Aradan neredeyse 20 dakika geçmişti ama hâlâ uyuyamamıştım. Tam öbür tarafa döneceğim sırada kapı açılma sesi geldi. Kıpırdamadan gözlerimi kapattım ve çaktırmadan yorganın altına kaydım.
Adım sesleri gelip yanımda durdu.

"Bugün çok korktu." Polat'ın sesini duyduğum da kısaca nefesimi tuttum. "Bir psikiyatriyle konuşması lazım, ama bugün sen de gördün." Hadi canım Fırat abi ve Polat şu an benim odamda, tam yanımda konuşuyor olamazdı değil mi?
"Abi zorlamanın bir anlamı yok, ne zaman isterse." Bunu Polat mı söyledi şimdi? Vay canına!

"Tamam her neyse, Polat artık tedavi olman lazım. İtiraz etme sakın." Dedi Fırat abi, sert ve kısık bir sesle.

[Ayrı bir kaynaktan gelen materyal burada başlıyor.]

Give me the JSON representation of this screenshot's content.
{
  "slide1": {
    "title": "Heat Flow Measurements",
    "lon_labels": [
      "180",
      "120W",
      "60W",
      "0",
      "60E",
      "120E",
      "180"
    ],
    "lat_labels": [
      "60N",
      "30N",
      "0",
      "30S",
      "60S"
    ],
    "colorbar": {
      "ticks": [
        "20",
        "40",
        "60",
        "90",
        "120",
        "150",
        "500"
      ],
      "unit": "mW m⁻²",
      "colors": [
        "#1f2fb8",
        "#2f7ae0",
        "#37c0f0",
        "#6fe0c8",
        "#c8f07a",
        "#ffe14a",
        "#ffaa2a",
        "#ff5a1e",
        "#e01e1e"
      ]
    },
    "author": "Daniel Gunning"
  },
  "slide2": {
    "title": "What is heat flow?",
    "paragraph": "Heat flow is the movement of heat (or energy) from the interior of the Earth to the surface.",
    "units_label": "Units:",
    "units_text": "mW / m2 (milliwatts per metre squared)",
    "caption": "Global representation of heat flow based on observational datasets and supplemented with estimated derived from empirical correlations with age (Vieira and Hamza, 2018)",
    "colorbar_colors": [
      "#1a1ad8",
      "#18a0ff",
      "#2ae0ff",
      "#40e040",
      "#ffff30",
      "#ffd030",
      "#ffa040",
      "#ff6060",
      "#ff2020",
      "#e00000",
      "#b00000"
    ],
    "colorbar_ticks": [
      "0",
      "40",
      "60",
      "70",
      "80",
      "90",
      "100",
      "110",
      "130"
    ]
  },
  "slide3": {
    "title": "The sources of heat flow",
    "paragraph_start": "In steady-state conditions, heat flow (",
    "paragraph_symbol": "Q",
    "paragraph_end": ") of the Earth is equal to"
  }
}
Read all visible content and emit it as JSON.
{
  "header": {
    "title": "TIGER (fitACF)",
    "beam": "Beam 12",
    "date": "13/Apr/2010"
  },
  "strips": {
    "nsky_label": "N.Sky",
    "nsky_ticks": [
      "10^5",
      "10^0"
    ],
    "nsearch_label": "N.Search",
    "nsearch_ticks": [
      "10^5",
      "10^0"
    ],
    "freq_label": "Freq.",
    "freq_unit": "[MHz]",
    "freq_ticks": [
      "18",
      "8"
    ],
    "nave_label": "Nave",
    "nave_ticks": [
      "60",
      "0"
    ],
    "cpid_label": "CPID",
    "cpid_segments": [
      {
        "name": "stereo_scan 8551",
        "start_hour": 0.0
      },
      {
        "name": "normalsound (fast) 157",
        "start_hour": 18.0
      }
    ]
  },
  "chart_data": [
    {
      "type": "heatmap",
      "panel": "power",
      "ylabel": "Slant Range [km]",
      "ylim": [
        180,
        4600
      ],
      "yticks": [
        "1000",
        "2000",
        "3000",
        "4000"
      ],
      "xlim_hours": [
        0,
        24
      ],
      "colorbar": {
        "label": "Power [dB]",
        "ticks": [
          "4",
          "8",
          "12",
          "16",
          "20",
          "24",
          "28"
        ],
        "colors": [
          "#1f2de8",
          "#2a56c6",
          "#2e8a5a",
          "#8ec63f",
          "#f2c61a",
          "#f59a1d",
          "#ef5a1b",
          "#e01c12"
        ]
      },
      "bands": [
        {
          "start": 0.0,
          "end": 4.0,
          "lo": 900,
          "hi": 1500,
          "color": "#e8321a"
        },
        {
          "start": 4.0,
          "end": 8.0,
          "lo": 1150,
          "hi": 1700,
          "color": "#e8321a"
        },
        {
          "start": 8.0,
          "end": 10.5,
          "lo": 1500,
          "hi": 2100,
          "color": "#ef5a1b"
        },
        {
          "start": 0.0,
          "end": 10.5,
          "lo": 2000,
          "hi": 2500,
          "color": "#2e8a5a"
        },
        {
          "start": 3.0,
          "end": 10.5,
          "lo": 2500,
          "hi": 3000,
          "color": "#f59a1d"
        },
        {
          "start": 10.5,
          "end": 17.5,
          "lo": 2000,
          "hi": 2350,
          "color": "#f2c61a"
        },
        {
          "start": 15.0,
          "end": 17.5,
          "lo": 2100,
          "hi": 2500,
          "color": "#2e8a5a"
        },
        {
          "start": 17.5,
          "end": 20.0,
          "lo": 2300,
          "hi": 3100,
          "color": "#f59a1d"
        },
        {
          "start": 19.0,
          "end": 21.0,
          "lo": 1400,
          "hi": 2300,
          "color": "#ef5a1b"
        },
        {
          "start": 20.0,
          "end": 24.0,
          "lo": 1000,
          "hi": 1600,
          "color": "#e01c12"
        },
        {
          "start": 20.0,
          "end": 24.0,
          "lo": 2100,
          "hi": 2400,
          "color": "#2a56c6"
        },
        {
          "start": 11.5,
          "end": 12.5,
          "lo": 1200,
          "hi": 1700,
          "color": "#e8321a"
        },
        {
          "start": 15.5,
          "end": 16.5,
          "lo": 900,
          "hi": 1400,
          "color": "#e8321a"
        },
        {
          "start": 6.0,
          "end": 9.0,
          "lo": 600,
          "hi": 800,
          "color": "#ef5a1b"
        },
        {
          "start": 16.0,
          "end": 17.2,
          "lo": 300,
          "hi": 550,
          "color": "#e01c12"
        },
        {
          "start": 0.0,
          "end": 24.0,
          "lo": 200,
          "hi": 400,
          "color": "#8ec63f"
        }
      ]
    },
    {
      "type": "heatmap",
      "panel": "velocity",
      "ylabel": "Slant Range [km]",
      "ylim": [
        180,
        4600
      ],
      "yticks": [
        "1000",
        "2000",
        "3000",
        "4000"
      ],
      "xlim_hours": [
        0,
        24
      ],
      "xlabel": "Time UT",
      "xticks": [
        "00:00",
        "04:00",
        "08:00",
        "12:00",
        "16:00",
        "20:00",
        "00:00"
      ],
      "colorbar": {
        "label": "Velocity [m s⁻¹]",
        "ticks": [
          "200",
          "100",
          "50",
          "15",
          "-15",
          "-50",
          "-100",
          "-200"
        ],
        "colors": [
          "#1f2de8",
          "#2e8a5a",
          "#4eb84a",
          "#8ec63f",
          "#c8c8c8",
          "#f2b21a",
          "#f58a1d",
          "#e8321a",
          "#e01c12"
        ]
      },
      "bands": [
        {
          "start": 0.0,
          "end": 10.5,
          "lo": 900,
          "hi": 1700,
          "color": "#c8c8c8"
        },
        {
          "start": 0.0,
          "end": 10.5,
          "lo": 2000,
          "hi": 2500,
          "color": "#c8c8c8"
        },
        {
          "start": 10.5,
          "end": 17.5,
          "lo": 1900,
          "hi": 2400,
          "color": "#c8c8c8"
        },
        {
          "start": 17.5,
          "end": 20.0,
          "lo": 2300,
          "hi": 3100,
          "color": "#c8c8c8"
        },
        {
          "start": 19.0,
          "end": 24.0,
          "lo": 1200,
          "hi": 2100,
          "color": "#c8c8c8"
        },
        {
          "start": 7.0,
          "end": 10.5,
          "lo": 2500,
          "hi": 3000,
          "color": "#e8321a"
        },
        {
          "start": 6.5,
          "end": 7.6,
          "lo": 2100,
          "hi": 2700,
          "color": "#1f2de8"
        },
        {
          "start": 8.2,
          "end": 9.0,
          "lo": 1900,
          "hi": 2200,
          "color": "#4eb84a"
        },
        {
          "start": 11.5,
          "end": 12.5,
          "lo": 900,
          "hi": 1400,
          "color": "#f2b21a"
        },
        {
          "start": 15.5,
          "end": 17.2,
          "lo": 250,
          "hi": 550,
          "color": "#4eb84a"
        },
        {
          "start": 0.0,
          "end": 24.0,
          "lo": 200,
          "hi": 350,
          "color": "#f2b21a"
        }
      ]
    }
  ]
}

Polat'ın oflama sesi geldi. "Başlama sen de abi, tedavi olmak isteseydim bu zamana kadar beklemezdim." Dedi Polat bıkkın bir sesle.
"Yakında öleceksin Polat, bunu bile bile hâlâ mı? Biraz aileni düşün, umursamaz olma." Polatın hastalığı çok mu ileride acaba? Ben kimsenin ölmesini istemiyordum.

"O pisliği ne yaptın?" Dedi Polat konuyu değiştirerek. Yanımda bir ağırlık oldu ve bir el yavaşça saçlarımı okşamaya başladı. "Güzelce dövdükten, sonra da tüm suçlarını ortaya dökerek polise teslim ettirdim." Ses çok yakınımdan geldiğinde saçımda ki elin Fırat abiye ait olduğunu anladım.
"Pekâlâ, çıkalım." Dedi Polat ve adım seslerinden anladığım kadarıyla kapıya doğru gitti. Fırat abi de yanımdan kalktı, bir an da dudaklarını alnıma bastırmasıyla şaşırmıştım ama hâlâ gözlerimi açmamıştım.

"İyi geceler." Diye fısıldadıktan sonra gittiğini hissettim. Kapının kapanma sesi geldiğinde gözlerimi açıp derin bir nefes verdim.
Daha fazla da oyalanmadan kendimi derin bir uykuya bıraktım.

∆∆∆

Alarmın üst üste birkaç defa çalmasıyla gözlerimi açtım. Yavaşça yerimden doğrulup esnedim. Güneş daha yeni doğuyordu, bu yüzden gökyüzü çok güzel bir renk almıştı. İçimde küçük bir heyecan vardı. Bugünün güzel geçmesini umarak ayağa kalktım ve banyoya girdim.
Günlük işlerimi hallettikten sonra banyodan çıkıp dolabımın karşısına geçtim. Kareli ince bir gömlek, beyaz bir tişört, siyah bir kot pantolon ve gri bol bir hırka çıkarıp giydim.